À l'appui de cette affirmation, on peut citer plusieurs arguments. Déjà, les neurostéroïdes n'ont que peu d'affinité avec les récepteurs nucléaires, si l'on en croit les expériences sur le sujet. Ensuite, les effets d'une injection de neurostéroïdes apparaissent rapidement, et on n'observe pas d'effets retardés, typique des actions génomiques. les actions génomiques prennent souvent quelques heures ou jours pour activer ou désactiver certains gènes, traduire les protéines associées, laisser celles-ci faire leur effet. Les études sur les souris génétiquement modifiées pour désactiver les récepteurs nucléaires des stéroïdes montrent que les animaux réagissent de la même manière aux neurostéroïdes, peu importe que les récepteurs nucléaires soient présents ou non.
Les observations montrent que les neurostéroïdes agissent non pas sur des récepteurs dédiés, mais sur les récepteurs du GABA et ceux du glutamate. Ils se connecteraient à ces récepteurs non sur les sites actifs du GABA ou glutamate, mais sur des endroits différents. Leur fixation entraînerait une modification de la forme du récepteur, qui aurait pour effet de le rendre plus ou moins sensible au GABA/glutamate. En termes techniques, on dit que ce sont des activateurs allostériques des récepteurs GABA/glutamate. La plupart des neurostéroïdes interagissent avec le récepteur GABA-A (un des sous-types des récepteurs du GABA) et seulement celui-ci, alors que d'autres agissent sur les récepteurs du glutamate uniquement.

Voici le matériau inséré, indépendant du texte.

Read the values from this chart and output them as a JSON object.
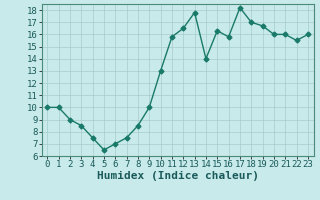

Au passage, des dérivés de ces neurostéroïdes sont à l'étude comme anticonvulsivants et comme anesthésique, du fait de leurs effets sur les récepteurs GABA. C'est le cas de l'alphaxolone, l'alphadolone, l'hydroxydione, et la minaxolone. La ganaxolone est étudiée pour le traitement de l’épilepsie. Précisons que classer ces neurostéroïdes dans les neurotransmetteurs est quelque peu problématique, vu qu'ils n'agissent pas comme des neurotransmetteurs usuels, mais qu'ils agissent quand même sur des récepteurs synaptiques.
D'autres neurostéroïdes n'ont pas d'effets sur les récepteurs du GABA/glutamate et ne sont pas formellement des neurotransmetteurs. Ils serviraient de neurotrophines, à savoir de molécules qui protègent les neurones des dommages, favorisent la plasticité synaptique et la croissance des axones/dendrites, sont impliquées dans la régénération du système nerveux et bien d'autres choses. Ce serait le cas de la DHEA (DeHydroEpiAndrostérone) et du DHEAS (DeHydroEpiAndrostérone Sulfate). Des chercheurs les ont aussi étudié comme traitement de divers affections neurologiques, comme la sclérose en plaque, les AVC, les traumatismes crâniens, etc. Mais ces tentatives n'ont rien donné de bien probant et il semblerait que ces traitements soient de fausses pistes.
Les neurostéroïdes ou leurs dérivés pourraient avoir un effet sur les dépressions post-partum (des dépressions qui surviennent après un accouchement), l'épilepsie cataméniale (des crises épileptiques qui surviennent uniquement lors des règles, ou que les règles aggravent fortement). En effet, ces maladies seraient liées à des fortes variations des taux d'hormones sexuelles, qui auraient un effet néfaste sur le cerveau. Soit que les hormones en elle-même agiraient sur le cerveau, soit qu'elles seraient converties en neurostéroïdes en trop grandes quantités, ce qui donne dans tous les cas des manifestations neuropsychiatriques délétères. Il est par exemple supposé que l'épilepsie cataméniale serait liée à un sevrage de neurostéroïdes induit par la baisse d’hormones femelles lors des règles. Mais tout cela n'est que supposition et la recherche est encore en cours sur le sujet.